Since past 3 weeks my days at work have been strictly following a pattern: 1,0, 1, 0, 1, 0 where 1represents ‘bad day’ and 0 ‘not so bad day’. On bad days, I find myself either not talking to any one in the office, or googling ‘how to cheer yourself up’! Let me write about today so far:
1) I reached school by 7:20 in morning, after 20 mins walk. There I had invigilator’s duty in exam in 6-12 school. There I was told I would not be required then but at 8:10 in 3-5classes school. So I used that time in rechecking the corrected copies of my classes. There I found, I had made innumerable total-ing mistakes! It was so painful to make 1-2 marks changes in copies, registers! Not just coz I had made such mistakes, but also the entire time I was reminded that I am in the same system where 1-2 marks also mattered. Where, no one bothers in terms of skills where the child stands, but whether he scored 65 or 72 out of 200. Coz that would determine whether he passes/fails.
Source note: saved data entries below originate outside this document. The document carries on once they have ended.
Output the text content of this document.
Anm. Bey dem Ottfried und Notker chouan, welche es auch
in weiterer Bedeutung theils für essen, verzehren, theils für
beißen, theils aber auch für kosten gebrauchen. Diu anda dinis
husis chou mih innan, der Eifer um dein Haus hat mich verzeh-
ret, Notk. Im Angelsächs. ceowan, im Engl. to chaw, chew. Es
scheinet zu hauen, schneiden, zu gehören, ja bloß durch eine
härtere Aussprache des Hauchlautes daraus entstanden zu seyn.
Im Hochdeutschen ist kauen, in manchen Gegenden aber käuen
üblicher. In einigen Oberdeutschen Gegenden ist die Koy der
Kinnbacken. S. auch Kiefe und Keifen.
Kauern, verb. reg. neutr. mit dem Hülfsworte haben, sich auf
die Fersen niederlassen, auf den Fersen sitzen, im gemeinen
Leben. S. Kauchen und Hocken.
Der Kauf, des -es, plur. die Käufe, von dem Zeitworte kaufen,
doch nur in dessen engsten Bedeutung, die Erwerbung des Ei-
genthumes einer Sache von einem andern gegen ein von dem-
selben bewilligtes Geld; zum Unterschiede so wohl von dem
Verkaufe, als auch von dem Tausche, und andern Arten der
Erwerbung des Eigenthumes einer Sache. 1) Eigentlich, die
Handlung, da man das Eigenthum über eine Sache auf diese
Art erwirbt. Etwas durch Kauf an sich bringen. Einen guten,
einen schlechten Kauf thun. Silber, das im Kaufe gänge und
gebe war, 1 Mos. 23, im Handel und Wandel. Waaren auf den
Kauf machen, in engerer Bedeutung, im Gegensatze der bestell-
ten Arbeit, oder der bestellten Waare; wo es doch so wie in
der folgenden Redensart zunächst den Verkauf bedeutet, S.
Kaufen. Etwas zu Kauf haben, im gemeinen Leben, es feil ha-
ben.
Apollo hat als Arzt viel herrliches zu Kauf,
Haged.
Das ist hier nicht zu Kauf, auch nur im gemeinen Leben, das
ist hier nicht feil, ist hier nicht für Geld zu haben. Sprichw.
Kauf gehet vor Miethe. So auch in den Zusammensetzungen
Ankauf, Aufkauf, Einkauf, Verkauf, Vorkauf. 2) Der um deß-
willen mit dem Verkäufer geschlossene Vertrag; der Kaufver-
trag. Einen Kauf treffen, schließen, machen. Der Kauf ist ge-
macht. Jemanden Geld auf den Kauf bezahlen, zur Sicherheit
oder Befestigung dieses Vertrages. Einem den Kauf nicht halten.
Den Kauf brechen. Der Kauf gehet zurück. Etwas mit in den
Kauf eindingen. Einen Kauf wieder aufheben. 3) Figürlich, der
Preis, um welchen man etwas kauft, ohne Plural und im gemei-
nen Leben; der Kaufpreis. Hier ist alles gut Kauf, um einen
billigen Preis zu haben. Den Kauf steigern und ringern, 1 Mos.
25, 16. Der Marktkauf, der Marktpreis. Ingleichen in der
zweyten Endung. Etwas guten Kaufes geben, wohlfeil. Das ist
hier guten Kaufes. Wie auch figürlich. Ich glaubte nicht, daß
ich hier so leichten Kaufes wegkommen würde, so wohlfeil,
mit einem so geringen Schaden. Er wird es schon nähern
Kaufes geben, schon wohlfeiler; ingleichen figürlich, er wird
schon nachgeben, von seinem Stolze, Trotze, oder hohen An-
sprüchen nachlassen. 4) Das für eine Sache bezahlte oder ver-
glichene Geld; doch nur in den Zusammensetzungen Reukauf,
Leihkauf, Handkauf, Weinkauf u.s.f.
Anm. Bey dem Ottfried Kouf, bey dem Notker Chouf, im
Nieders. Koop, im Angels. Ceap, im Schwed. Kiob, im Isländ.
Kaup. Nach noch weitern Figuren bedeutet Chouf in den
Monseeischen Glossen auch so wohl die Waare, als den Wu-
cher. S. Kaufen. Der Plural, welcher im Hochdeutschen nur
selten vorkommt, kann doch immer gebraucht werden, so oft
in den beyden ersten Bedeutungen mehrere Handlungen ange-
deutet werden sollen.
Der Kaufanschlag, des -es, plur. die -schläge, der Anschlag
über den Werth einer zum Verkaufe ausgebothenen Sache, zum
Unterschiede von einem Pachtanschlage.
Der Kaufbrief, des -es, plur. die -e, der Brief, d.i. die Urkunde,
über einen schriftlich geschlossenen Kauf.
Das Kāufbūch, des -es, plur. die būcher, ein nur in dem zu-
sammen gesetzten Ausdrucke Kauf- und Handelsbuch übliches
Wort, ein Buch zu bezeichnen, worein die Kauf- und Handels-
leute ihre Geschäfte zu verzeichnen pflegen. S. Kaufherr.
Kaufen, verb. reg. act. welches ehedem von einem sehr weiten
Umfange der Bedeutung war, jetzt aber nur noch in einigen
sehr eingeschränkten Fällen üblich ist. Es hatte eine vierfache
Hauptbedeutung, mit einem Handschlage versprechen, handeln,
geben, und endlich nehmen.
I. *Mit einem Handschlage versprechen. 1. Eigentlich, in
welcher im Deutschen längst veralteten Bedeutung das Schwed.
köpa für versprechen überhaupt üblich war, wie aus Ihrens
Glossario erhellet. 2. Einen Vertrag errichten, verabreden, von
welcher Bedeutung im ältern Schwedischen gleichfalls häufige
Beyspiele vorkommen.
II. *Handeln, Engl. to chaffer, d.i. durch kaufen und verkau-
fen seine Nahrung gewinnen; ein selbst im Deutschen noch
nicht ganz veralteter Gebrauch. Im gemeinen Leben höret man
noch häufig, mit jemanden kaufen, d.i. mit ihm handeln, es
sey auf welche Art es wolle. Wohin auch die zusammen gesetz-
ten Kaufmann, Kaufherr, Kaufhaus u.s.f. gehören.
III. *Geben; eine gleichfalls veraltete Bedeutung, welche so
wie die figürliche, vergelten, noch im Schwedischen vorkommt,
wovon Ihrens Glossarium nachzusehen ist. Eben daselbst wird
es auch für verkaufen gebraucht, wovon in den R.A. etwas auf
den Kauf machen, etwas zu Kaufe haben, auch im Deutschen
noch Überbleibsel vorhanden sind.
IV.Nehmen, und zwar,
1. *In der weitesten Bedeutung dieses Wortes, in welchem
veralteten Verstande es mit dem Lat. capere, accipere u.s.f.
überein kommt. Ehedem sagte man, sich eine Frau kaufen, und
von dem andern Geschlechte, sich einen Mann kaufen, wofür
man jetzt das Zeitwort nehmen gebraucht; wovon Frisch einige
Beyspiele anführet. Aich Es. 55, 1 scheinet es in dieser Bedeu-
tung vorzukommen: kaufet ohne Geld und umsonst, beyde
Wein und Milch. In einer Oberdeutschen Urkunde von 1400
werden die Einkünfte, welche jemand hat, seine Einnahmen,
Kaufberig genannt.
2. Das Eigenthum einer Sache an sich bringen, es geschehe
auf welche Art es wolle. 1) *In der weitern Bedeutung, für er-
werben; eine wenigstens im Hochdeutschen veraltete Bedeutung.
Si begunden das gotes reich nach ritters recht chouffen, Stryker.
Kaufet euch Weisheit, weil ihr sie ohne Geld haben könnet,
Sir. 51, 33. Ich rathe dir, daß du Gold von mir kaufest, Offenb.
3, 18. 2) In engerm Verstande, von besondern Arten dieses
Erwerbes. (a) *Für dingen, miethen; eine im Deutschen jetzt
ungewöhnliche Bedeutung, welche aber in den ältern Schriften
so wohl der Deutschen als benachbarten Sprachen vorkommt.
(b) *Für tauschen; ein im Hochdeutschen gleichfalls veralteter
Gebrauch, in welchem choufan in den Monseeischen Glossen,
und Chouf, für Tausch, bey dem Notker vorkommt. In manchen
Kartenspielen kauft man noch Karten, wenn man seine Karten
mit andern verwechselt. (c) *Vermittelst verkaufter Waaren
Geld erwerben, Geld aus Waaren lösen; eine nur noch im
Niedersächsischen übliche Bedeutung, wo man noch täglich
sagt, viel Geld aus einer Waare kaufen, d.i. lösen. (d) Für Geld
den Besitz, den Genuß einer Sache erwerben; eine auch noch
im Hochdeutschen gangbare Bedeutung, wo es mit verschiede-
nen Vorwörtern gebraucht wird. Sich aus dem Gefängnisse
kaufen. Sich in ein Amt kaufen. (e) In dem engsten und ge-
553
2) When I went to the junior section 3-5, I felt like hitting a few teachers physically. There was a boy in my class who is v slow in writing, so his mother had accompanied him to the exam. She was helping him write faster. Every teacher coming to my class for some or other person would notice the child n mother and say the same thing to him- bachhe jaldi jaldi likha, tum bahut slow ho. I know we all have come across parents and teachers who have worked their best to deteriorate confidence of children, but typically we see as children grow into adults their opinion for themselves change. Hence, all this should not bother me much. Yet it does. Because, I am not an outsider. I am a part of that school, and directly interact with management of that school. But then, what’s the point of getting angry or frustrated with it. Coz honestly, I don’t even know what to do anything about it. Who am I to teach parents to trust their kids and teach them to trust themselves? When, except from my mom, I have never come across any parent who has exhibited this exceptional quality. Then I tell myself for the nth time not to get into pedagogic differences. Lets just strict to skills and cognitive development subject/age wise. Lets not get into issues of equality/justice/freedom within the classroom dynamics. But then english teachers can’t themselves speak 5-10 correct statements in english. They don’t know when to use do/is in a question: do you live here/are you live here. Talking about skills is a joke – at least at the level of teaching. And my organization keeps making materials for teaching – textbooks, handbooks, etc. They keep executing trainings where teachers come unwillingly, sit through the lectures and go home and forget 90% of what was said. No one even bothers to question all this.
3) I carry myself to office slowly. Data analysis work awaiting me. The same work being done over and over again. No one sure about why it is being done and how we ought to channelize it. This is how it is done: An interviewer collects the data from field. A codifier makes crude codes out of many responses (qualitative data) after reading all the filled questionnaires. The codes are re-coded over and over again on paper by experts. These codes are then mapped to excel sheets by computer person. The new codes are again checked by expert and re-coded codes given back to computer person, who BTW uses find-replace in excel to change each code’s value. (for eg is there were 30 codes, which represents 30 answers to a question, originally -> recoded to say 10 codes so that many a codes are clubbed together -> the computer person would find-replace the changed codes by new ones! and this process goes on…) Then frequency is found, and then correlations and accordingly recodification (by the same process). Finally the database would be prepared. And a report would be written.
I can’t work like this. I do the computer work myself, I need data figures in front of me to make codes. And I hate re-work! But I am the odd one out. What do you do then? Especially when it is been a month since you have joined, and this work is being done since last many many months.
I try to pacify myself by saying, it is just day 0. Tomorrow would be day 1. Hopefully.
Is there any other practical suggestion?